The Competitive Edge Colorado State University

December 2007 - Table of Contents

 

Partnerships

Colorado tests online land conservation guide

Colorado is one of five states selected to pilot the $5 million LandScope America project, an online educational conservation guide designed to enhance and inspire preservation of the nation’s lands and waters. The project will highlight conservation trends and illustrate how individual states and counties rank on various conservation measures.

LandScope Colorado, headed by the Colorado State University-based Colorado Natural Heritage Program, will provide access to information about the state’s natural areas.

"Our historical connection with the environment, along with our commitment to responsible natural-resource management, makes Colorado a perfect state to showcase the LandScope America project," said Gov. Bill Ritter.

In Colorado, the Soapstone Prairie Natural Area in Larimer County was selected as the state’s online landscape test site. The Soapstone Prairie, which extends across more than 18,000 acres of hilly short-grass prairie vegetation, safeguards the well-preserved Folsom sites that contain relics of populations that lived there more than 12,000 years ago.

Ecosystem documentation
Vanishing open space

The U.S. Natural Resource Conservation Service estimates that 2 million acres of open space are converted to other uses each year, of which about half are forestlands. And while forests are regenerating in some areas, USDA Forest Service researchers project that the nation will lose about 23 million net acres of forest by 2050.
— LandScope America

An initiative of NatureServe and the National Geographic Society, LandScope America will explore the nation’s natural ecosystems to help determine where conservation efforts are most urgently needed. The project will document the changes that have reduced many U.S. natural ecosystems over the past century such as the widespread conversion of Midwestern prairies to agriculture, the logging of forests in the Pacific Northwest, and the razing of Southern California's oak woodlands and chaparral shrub lands.
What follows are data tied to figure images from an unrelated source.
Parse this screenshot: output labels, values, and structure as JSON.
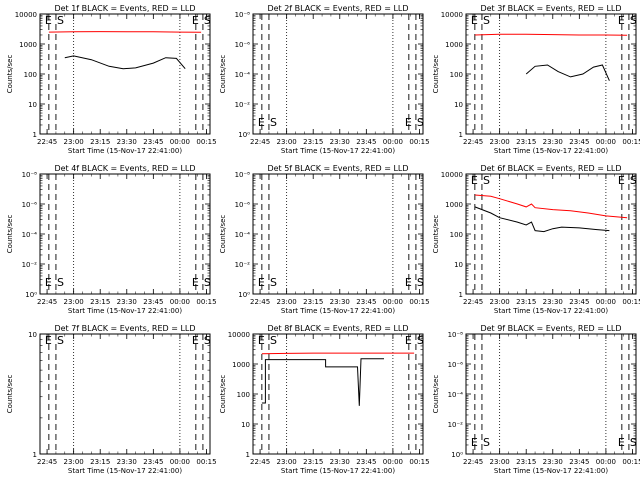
{
  "time_ticks": [
    "22:45",
    "23:00",
    "23:15",
    "23:30",
    "23:45",
    "00:00",
    "00:15"
  ],
  "xlabel": "Start Time (15-Nov-17 22:41:00)",
  "ylabel": "Counts/sec",
  "colors": {
    "events": "#000000",
    "lld": "#ff0000"
  },
  "chart_data": [
    {
      "type": "line",
      "title": "Det 1f BLACK = Events, RED = LLD",
      "yscale": "log",
      "ytick_labels": [
        "1",
        "10",
        "100",
        "1000",
        "10000"
      ],
      "ylim": [
        1,
        10000
      ],
      "markers": [
        {
          "label": "E",
          "x": "22:46"
        },
        {
          "label": "S",
          "x": "22:50"
        },
        {
          "label": "E",
          "x": "00:09"
        },
        {
          "label": "S",
          "x": "00:13"
        }
      ],
      "series": [
        {
          "color": "red",
          "x": [
            "22:46",
            "23:00",
            "23:15",
            "23:30",
            "23:45",
            "00:00",
            "00:12"
          ],
          "y": [
            2500,
            2550,
            2600,
            2580,
            2550,
            2500,
            2450
          ]
        },
        {
          "color": "black",
          "x": [
            "22:55",
            "23:00",
            "23:10",
            "23:20",
            "23:28",
            "23:35",
            "23:45",
            "23:52",
            "23:58",
            "00:03"
          ],
          "y": [
            350,
            400,
            300,
            180,
            150,
            160,
            230,
            350,
            330,
            150
          ]
        }
      ]
    },
    {
      "type": "line",
      "title": "Det 2f BLACK = Events, RED = LLD",
      "yscale": "log",
      "ytick_labels": [
        "10⁰",
        "10⁻²",
        "10⁻⁴",
        "10⁻⁶",
        "10⁻⁸"
      ],
      "markers": [
        {
          "label": "E",
          "x": "22:46"
        },
        {
          "label": "S",
          "x": "22:50"
        },
        {
          "label": "E",
          "x": "00:09"
        },
        {
          "label": "S",
          "x": "00:13"
        }
      ],
      "series": []
    },
    {
      "type": "line",
      "title": "Det 3f BLACK = Events, RED = LLD",
      "yscale": "log",
      "ytick_labels": [
        "1",
        "10",
        "100",
        "1000",
        "10000"
      ],
      "ylim": [
        1,
        10000
      ],
      "markers": [
        {
          "label": "E",
          "x": "22:46"
        },
        {
          "label": "S",
          "x": "22:50"
        },
        {
          "label": "E",
          "x": "00:09"
        },
        {
          "label": "S",
          "x": "00:13"
        }
      ],
      "series": [
        {
          "color": "red",
          "x": [
            "22:46",
            "23:00",
            "23:15",
            "23:30",
            "23:45",
            "00:00",
            "00:12"
          ],
          "y": [
            2000,
            2100,
            2100,
            2050,
            2000,
            2000,
            1950
          ]
        },
        {
          "color": "black",
          "x": [
            "23:15",
            "23:20",
            "23:27",
            "23:33",
            "23:40",
            "23:47",
            "23:53",
            "23:58",
            "00:02"
          ],
          "y": [
            100,
            180,
            200,
            120,
            80,
            100,
            170,
            200,
            60
          ]
        }
      ]
    },
    {
      "type": "line",
      "title": "Det 4f BLACK = Events, RED = LLD",
      "yscale": "log",
      "ytick_labels": [
        "10⁰",
        "10⁻²",
        "10⁻⁴",
        "10⁻⁶",
        "10⁻⁸"
      ],
      "markers": [
        {
          "label": "E",
          "x": "22:46"
        },
        {
          "label": "S",
          "x": "22:50"
        },
        {
          "label": "E",
          "x": "00:09"
        },
        {
          "label": "S",
          "x": "00:13"
        }
      ],
      "series": []
    },
    {
      "type": "line",
      "title": "Det 5f BLACK = Events, RED = LLD",
      "yscale": "log",
      "ytick_labels": [
        "10⁰",
        "10⁻²",
        "10⁻⁴",
        "10⁻⁶",
        "10⁻⁸"
      ],
      "markers": [
        {
          "label": "E",
          "x": "22:46"
        },
        {
          "label": "S",
          "x": "22:50"
        },
        {
          "label": "E",
          "x": "00:09"
        },
        {
          "label": "S",
          "x": "00:13"
        }
      ],
      "series": []
    },
    {
      "type": "line",
      "title": "Det 6f BLACK = Events, RED = LLD",
      "yscale": "log",
      "ytick_labels": [
        "1",
        "10",
        "100",
        "1000",
        "10000"
      ],
      "ylim": [
        1,
        10000
      ],
      "markers": [
        {
          "label": "E",
          "x": "22:46"
        },
        {
          "label": "S",
          "x": "22:50"
        },
        {
          "label": "E",
          "x": "00:09"
        },
        {
          "label": "S",
          "x": "00:13"
        }
      ],
      "series": [
        {
          "color": "red",
          "x": [
            "22:46",
            "22:55",
            "23:00",
            "23:10",
            "23:15",
            "23:18",
            "23:20",
            "23:30",
            "23:40",
            "23:50",
            "00:00",
            "00:12"
          ],
          "y": [
            2000,
            1800,
            1500,
            1000,
            800,
            1000,
            750,
            650,
            600,
            500,
            400,
            350
          ]
        },
        {
          "color": "black",
          "x": [
            "22:46",
            "22:55",
            "23:00",
            "23:10",
            "23:15",
            "23:18",
            "23:20",
            "23:25",
            "23:30",
            "23:35",
            "23:45",
            "23:55",
            "00:02"
          ],
          "y": [
            800,
            500,
            350,
            250,
            200,
            250,
            130,
            120,
            150,
            170,
            160,
            140,
            130
          ]
        }
      ]
    },
    {
      "type": "line",
      "title": "Det 7f BLACK = Events, RED = LLD",
      "yscale": "log",
      "ytick_labels": [
        "1",
        "10"
      ],
      "ylim": [
        1,
        10
      ],
      "markers": [
        {
          "label": "E",
          "x": "22:46"
        },
        {
          "label": "S",
          "x": "22:50"
        },
        {
          "label": "E",
          "x": "00:09"
        },
        {
          "label": "S",
          "x": "00:13"
        }
      ],
      "series": []
    },
    {
      "type": "line",
      "title": "Det 8f BLACK = Events, RED = LLD",
      "yscale": "log",
      "ytick_labels": [
        "1",
        "10",
        "100",
        "1000",
        "10000"
      ],
      "ylim": [
        1,
        10000
      ],
      "markers": [
        {
          "label": "E",
          "x": "22:46"
        },
        {
          "label": "S",
          "x": "22:50"
        },
        {
          "label": "E",
          "x": "00:09"
        },
        {
          "label": "S",
          "x": "00:13"
        }
      ],
      "series": [
        {
          "color": "red",
          "x": [
            "22:46",
            "23:00",
            "23:15",
            "23:30",
            "23:45",
            "00:00",
            "00:12"
          ],
          "y": [
            2200,
            2250,
            2300,
            2300,
            2300,
            2300,
            2300
          ]
        },
        {
          "color": "black",
          "x": [
            "22:46",
            "22:48",
            "22:48",
            "22:55",
            "23:22",
            "23:22",
            "23:40",
            "23:41",
            "23:42",
            "23:43",
            "23:44",
            "23:55"
          ],
          "y": [
            50,
            50,
            1400,
            1400,
            1400,
            800,
            800,
            40,
            1500,
            1500,
            1500,
            1500
          ]
        }
      ]
    },
    {
      "type": "line",
      "title": "Det 9f BLACK = Events, RED = LLD",
      "yscale": "log",
      "ytick_labels": [
        "10⁰",
        "10⁻²",
        "10⁻⁴",
        "10⁻⁶",
        "10⁻⁸"
      ],
      "markers": [
        {
          "label": "E",
          "x": "22:46"
        },
        {
          "label": "S",
          "x": "22:50"
        },
        {
          "label": "E",
          "x": "00:09"
        },
        {
          "label": "S",
          "x": "00:13"
        }
      ],
      "series": []
    }
  ]
}
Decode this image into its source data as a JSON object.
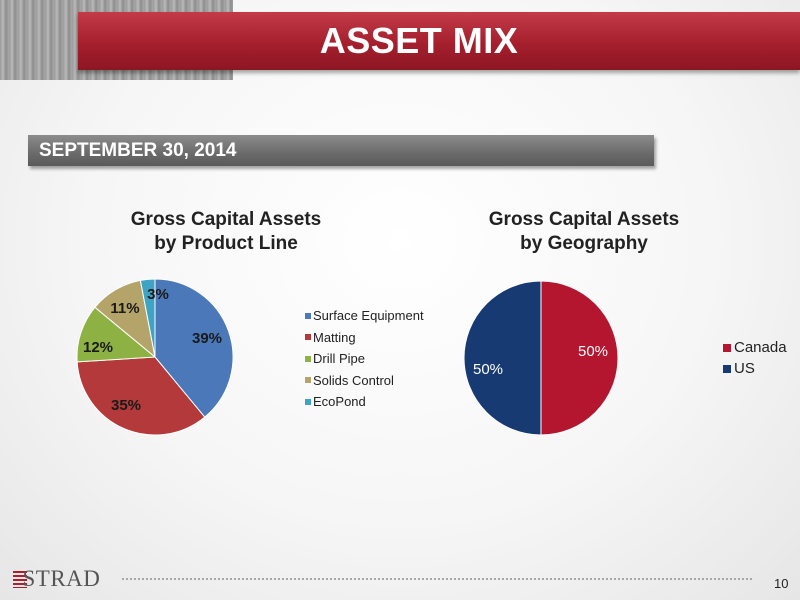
{
  "title": "ASSET MIX",
  "subtitle": "SEPTEMBER 30, 2014",
  "page_number": "10",
  "logo_text": "STRAD",
  "colors": {
    "title_red": "#a51f2d",
    "surface_equipment": "#4a78b8",
    "matting": "#b3393a",
    "drill_pipe": "#8eb143",
    "solids_control": "#b5a46a",
    "ecopond": "#3fa3c4",
    "canada": "#b5162f",
    "us": "#173a72"
  },
  "chart_data": [
    {
      "type": "pie",
      "title_line1": "Gross Capital Assets",
      "title_line2": "by Product Line",
      "slices": [
        {
          "label": "Surface Equipment",
          "value": 39,
          "text": "39%",
          "color": "#4a78b8"
        },
        {
          "label": "Matting",
          "value": 35,
          "text": "35%",
          "color": "#b3393a"
        },
        {
          "label": "Drill Pipe",
          "value": 12,
          "text": "12%",
          "color": "#8eb143"
        },
        {
          "label": "Solids Control",
          "value": 11,
          "text": "11%",
          "color": "#b5a46a"
        },
        {
          "label": "EcoPond",
          "value": 3,
          "text": "3%",
          "color": "#3fa3c4"
        }
      ],
      "legend_position": "right"
    },
    {
      "type": "pie",
      "title_line1": "Gross Capital Assets",
      "title_line2": "by Geography",
      "slices": [
        {
          "label": "Canada",
          "value": 50,
          "text": "50%",
          "color": "#b5162f"
        },
        {
          "label": "US",
          "value": 50,
          "text": "50%",
          "color": "#173a72"
        }
      ],
      "legend_position": "right"
    }
  ]
}
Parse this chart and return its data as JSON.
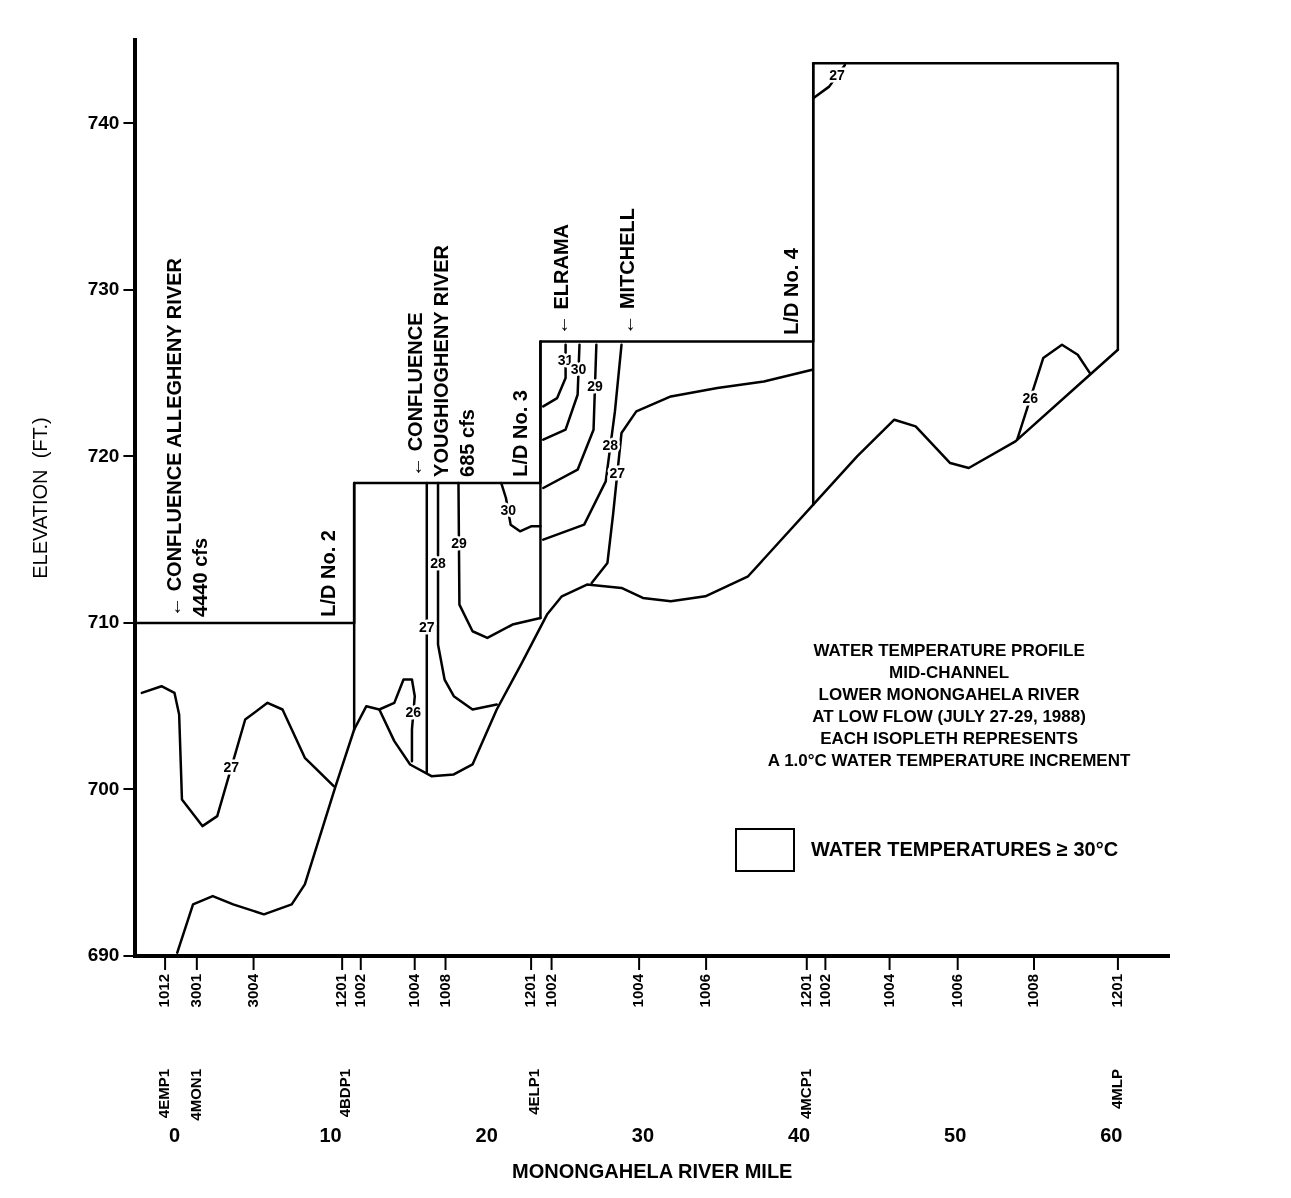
{
  "chart_data": {
    "type": "line",
    "title": "WATER TEMPERATURE PROFILE",
    "subtitle": "MID-CHANNEL\nLOWER MONONGAHELA RIVER\nAT LOW FLOW (JULY 27-29, 1988)\nEACH ISOPLETH REPRESENTS\nA 1.0°C WATER TEMPERATURE INCREMENT",
    "xlabel": "MONONGAHELA RIVER MILE",
    "ylabel": "ELEVATION  (FT.)",
    "marker": "none",
    "line_style": "solid",
    "xlim": [
      -2.5,
      63.7
    ],
    "xticks": [
      0,
      10,
      20,
      30,
      40,
      50,
      60
    ],
    "legend_title": "WATER TEMPERATURES ≥ 30°C",
    "ylim": [
      690,
      745
    ],
    "yticks": [
      690,
      700,
      710,
      720,
      730,
      740
    ],
    "series": [
      {
        "color": "#000000",
        "x": [
          0.18,
          1.19,
          2.45,
          3.76,
          5.73,
          7.51,
          8.35,
          10.32,
          11.51,
          12.29,
          13.12,
          14.08,
          15.09,
          16.46,
          17.89,
          19.09,
          20.64,
          22.25,
          23.86,
          24.81,
          26.42,
          28.63,
          30.0,
          31.79,
          34.0,
          36.74,
          40.91,
          43.72,
          46.1,
          47.47,
          49.68,
          50.87,
          53.86,
          58.63,
          60.42
        ],
        "values": [
          690.2,
          693.1,
          693.6,
          693.1,
          692.5,
          693.1,
          694.3,
          700.2,
          703.6,
          705.0,
          704.8,
          702.9,
          701.5,
          700.8,
          700.9,
          701.5,
          704.8,
          707.6,
          710.5,
          711.6,
          712.3,
          712.1,
          711.5,
          711.3,
          711.6,
          712.8,
          717.1,
          720.0,
          722.2,
          721.8,
          719.6,
          719.3,
          720.9,
          724.9,
          726.4
        ]
      },
      {
        "color": "#000000",
        "x": [
          -2.5,
          11.51,
          11.51,
          23.44,
          23.44,
          40.91,
          40.91,
          60.42,
          60.42
        ],
        "values": [
          710,
          710,
          718.4,
          718.4,
          726.9,
          726.9,
          743.6,
          743.6,
          726.4
        ]
      },
      {
        "color": "#000000",
        "x": [
          11.51,
          11.51
        ],
        "values": [
          703.6,
          718.4
        ]
      },
      {
        "color": "#000000",
        "x": [
          23.44,
          23.44
        ],
        "values": [
          710.3,
          726.9
        ]
      },
      {
        "color": "#000000",
        "x": [
          40.91,
          40.91
        ],
        "values": [
          717.1,
          743.6
        ]
      },
      {
        "name": "27",
        "color": "#000000",
        "x": [
          -2.09,
          -0.83,
          0,
          0.3,
          0.48,
          1.79,
          2.74,
          4.53,
          5.96,
          6.92,
          8.35,
          10.2
        ],
        "values": [
          705.8,
          706.2,
          705.8,
          704.5,
          699.4,
          697.8,
          698.4,
          704.2,
          705.2,
          704.8,
          701.9,
          700.2
        ]
      },
      {
        "name": "26",
        "color": "#000000",
        "x": [
          13.12,
          14.08,
          14.67,
          15.21,
          15.39,
          15.21,
          15.21
        ],
        "values": [
          704.8,
          705.2,
          706.6,
          706.6,
          705.6,
          703.6,
          701.7
        ]
      },
      {
        "name": "27",
        "color": "#000000",
        "x": [
          16.16,
          16.16
        ],
        "values": [
          718.4,
          701.0
        ]
      },
      {
        "name": "28",
        "color": "#000000",
        "x": [
          16.88,
          16.88,
          17.3,
          17.89,
          19.09,
          20.64
        ],
        "values": [
          718.4,
          708.7,
          706.6,
          705.6,
          704.8,
          705.1
        ]
      },
      {
        "name": "29",
        "color": "#000000",
        "x": [
          18.19,
          18.25,
          19.09,
          20.04,
          21.65,
          23.44
        ],
        "values": [
          718.4,
          711.1,
          709.5,
          709.1,
          709.9,
          710.3
        ]
      },
      {
        "name": "30",
        "color": "#000000",
        "x": [
          20.93,
          21.23,
          21.53,
          22.13,
          22.84,
          23.44
        ],
        "values": [
          718.4,
          717.5,
          715.9,
          715.5,
          715.8,
          715.8
        ]
      },
      {
        "name": "31",
        "color": "#000000",
        "x": [
          25.05,
          25.05,
          24.51,
          23.62
        ],
        "values": [
          726.7,
          724.7,
          723.5,
          723.0
        ]
      },
      {
        "name": "30",
        "color": "#000000",
        "x": [
          25.94,
          25.82,
          25.05,
          23.62
        ],
        "values": [
          726.7,
          723.7,
          721.6,
          721.0
        ]
      },
      {
        "name": "29",
        "color": "#000000",
        "x": [
          27.02,
          26.84,
          25.82,
          23.62
        ],
        "values": [
          726.7,
          721.6,
          719.2,
          718.1
        ]
      },
      {
        "name": "28",
        "color": "#000000",
        "x": [
          28.63,
          28.21,
          27.62,
          26.24,
          23.62
        ],
        "values": [
          726.7,
          722.7,
          718.5,
          715.9,
          715.0
        ]
      },
      {
        "name": "27",
        "color": "#000000",
        "x": [
          26.72,
          27.73,
          28.09,
          28.63,
          29.58,
          31.79,
          34.77,
          37.75,
          40.85
        ],
        "values": [
          712.4,
          713.6,
          716.5,
          721.4,
          722.7,
          723.6,
          724.1,
          724.5,
          725.2
        ]
      },
      {
        "name": "27",
        "color": "#000000",
        "x": [
          40.91,
          41.93,
          42.94
        ],
        "values": [
          741.5,
          742.2,
          743.5
        ]
      },
      {
        "name": "26",
        "color": "#000000",
        "x": [
          53.97,
          55.64,
          56.84,
          57.85,
          58.63
        ],
        "values": [
          721.0,
          725.9,
          726.7,
          726.1,
          725.0
        ]
      }
    ],
    "annotations": [
      {
        "text": "← CONFLUENCE ALLEGHENY RIVER\n4440 cfs",
        "x": 0,
        "y": 710
      },
      {
        "text": "← CONFLUENCE\nYOUGHIOGHENY RIVER\n685 cfs",
        "x": 15.39,
        "y": 718.4
      },
      {
        "text": "← ELRAMA",
        "x": 24.74,
        "y": 726.9
      },
      {
        "text": "← MITCHELL",
        "x": 28.99,
        "y": 726.9
      },
      {
        "text": "L/D No. 2",
        "x": 9.85,
        "y": 710
      },
      {
        "text": "L/D No. 3",
        "x": 22.1,
        "y": 718.4
      },
      {
        "text": "L/D No. 4",
        "x": 39.5,
        "y": 726.9
      },
      "1012",
      "3001",
      "3004",
      "1201",
      "1002",
      "1004",
      "1008",
      "1201",
      "1002",
      "1004",
      "1006",
      "1201",
      "1002",
      "1004",
      "1006",
      "1008",
      "1201",
      "4EMP1",
      "4MON1",
      "4BDP1",
      "4ELP1",
      "4MCP1",
      "4MLP"
    ]
  }
}
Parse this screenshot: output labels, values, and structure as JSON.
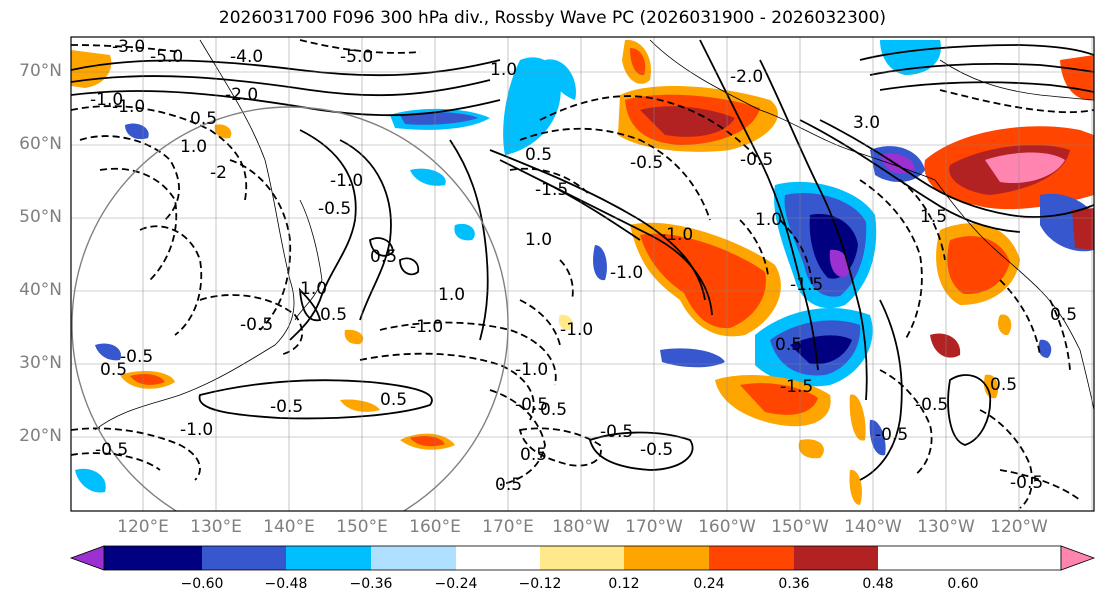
{
  "title": "2026031700 F096 300 hPa div., Rossby Wave PC (2026031900 - 2026032300)",
  "lat_ticks": [
    "70°N",
    "60°N",
    "50°N",
    "40°N",
    "30°N",
    "20°N"
  ],
  "lon_ticks": [
    "120°E",
    "130°E",
    "140°E",
    "150°E",
    "160°E",
    "170°E",
    "180°W",
    "170°W",
    "160°W",
    "150°W",
    "140°W",
    "130°W",
    "120°W"
  ],
  "colorbar": {
    "labels": [
      "−0.60",
      "−0.48",
      "−0.36",
      "−0.24",
      "−0.12",
      "0.12",
      "0.24",
      "0.36",
      "0.48",
      "0.60"
    ],
    "colors": [
      "#9a31d0",
      "#000080",
      "#3757cf",
      "#00bfff",
      "#b0e0ff",
      "#ffffff",
      "#ffe98a",
      "#ffa500",
      "#ff4500",
      "#b22222",
      "#ff85b0"
    ]
  },
  "contour_labels": [
    {
      "text": "-3.0"
    },
    {
      "text": "-5.0"
    },
    {
      "text": "-4.0"
    },
    {
      "text": "-5.0"
    },
    {
      "text": "-1.0"
    },
    {
      "text": "-2.0"
    },
    {
      "text": "-1.0"
    },
    {
      "text": "0.5"
    },
    {
      "text": "1.0"
    },
    {
      "text": "-0.5"
    },
    {
      "text": "-1.0"
    },
    {
      "text": "-2"
    },
    {
      "text": "1.0"
    },
    {
      "text": "0.5"
    },
    {
      "text": "-1.0"
    },
    {
      "text": "-0.5"
    },
    {
      "text": "0.5"
    },
    {
      "text": "1.0"
    },
    {
      "text": "0.5"
    },
    {
      "text": "-1.5"
    },
    {
      "text": "1.0"
    },
    {
      "text": "3.0"
    },
    {
      "text": "-0.5"
    },
    {
      "text": "1.0"
    },
    {
      "text": "-1.5"
    },
    {
      "text": "0.5"
    },
    {
      "text": "-1.0"
    },
    {
      "text": "0.5"
    },
    {
      "text": "-0.5"
    },
    {
      "text": "-1.0"
    },
    {
      "text": "-0.5"
    },
    {
      "text": "-0.5"
    },
    {
      "text": "0.5"
    },
    {
      "text": "-0.5"
    },
    {
      "text": "0.5"
    },
    {
      "text": "-0.5"
    },
    {
      "text": "-1.5"
    },
    {
      "text": "-0.5"
    },
    {
      "text": "0.5"
    },
    {
      "text": "-0.5"
    },
    {
      "text": "-1.0"
    },
    {
      "text": "-1.0"
    },
    {
      "text": "-0.5"
    },
    {
      "text": "0.5"
    },
    {
      "text": "0.5"
    },
    {
      "text": "-0.5"
    },
    {
      "text": "0.5"
    },
    {
      "text": "1.5"
    },
    {
      "text": "-1.0"
    },
    {
      "text": "-0.5"
    },
    {
      "text": "-2.0"
    },
    {
      "text": "1.0"
    }
  ]
}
The LandScope website will provide online aerial, topographical, and detailed maps for viewers to zoom from a national view to state and local perspectives anywhere in the country. GIS-developed data will provide critical information on the character and condition of a specific Colorado or U.S. location and the threats it faces.

The effects of housing development, for example, will be depicted on maps to provide a graphic representation of open space and natural habitats under greatest pressure. The website will also profile the decline of such natural resources as the ponderosa pine, longleaf pine, and tallgrass prairie to illustrate how some of the nation’s most widespread habitats can become profoundly depleted.

Use for data

Website data can be downloaded for use in land acquisitions, grant proposals, or to inform state or local legislative processes, say LandScope representatives.

Planned for release in fall 2008, the online resource will provide local governments, land trusts, and private landowners the best-available conservation science, information technology, and professional expertise to link people who care about, preserve, or work the nation’s land with those who act to protect it.

Access www.landscope.org for more information.

 

Anheuser-Busch, CSU partner on wildlife conservation, alternative fuels research

Beer and wildlife have converged, but not in a typical television-ad moment. Anheuser-Busch has committed a $50,000 fellowship to Colorado State University’s Department of Fish, Wildlife, and Conservation Biology for the study of wildlife habitat and the environment on Anheuser-Busch properties.

Anheuser-Busch has produced, packaged, and shipped its products in a responsible manner for generations, actively pursuing policies and technologies that reduce its impact on the environment. Today, nine Anheuser-Busch facilities have received Wildlife Habitat Council certification. The company’s Fort Collins facilities have been named Corporate Lands for Learning sites, which use on-site wildlife habitats for community education and Colorado State research.

Colorado State and the Anheuser-Busch Fort Collins brewery are also collaborating on other projects, including partnering with the Platte River Power Authority to evaluate the use of alternative fuels and working with the brewery’s Nutri-Turf farm to assess biofuel crops as a reliable fuel source.

The Nutri-Turf farm, located six miles east of the brewery on 7,000 fenced acres, applies leftover nutrient-rich water from the brewing process to help grow renewable biofuel crops. This year, the company successfully planted and harvested the renewable-energy crops canola and camelina and will consider dedicating more acreage for this fossil fuel replacement.

Based in St. Louis, Anheuser-Busch ranked No. 1 among beverage companies in Fortune Magazine's Most Admired U.S. and Global Companies list in 2007.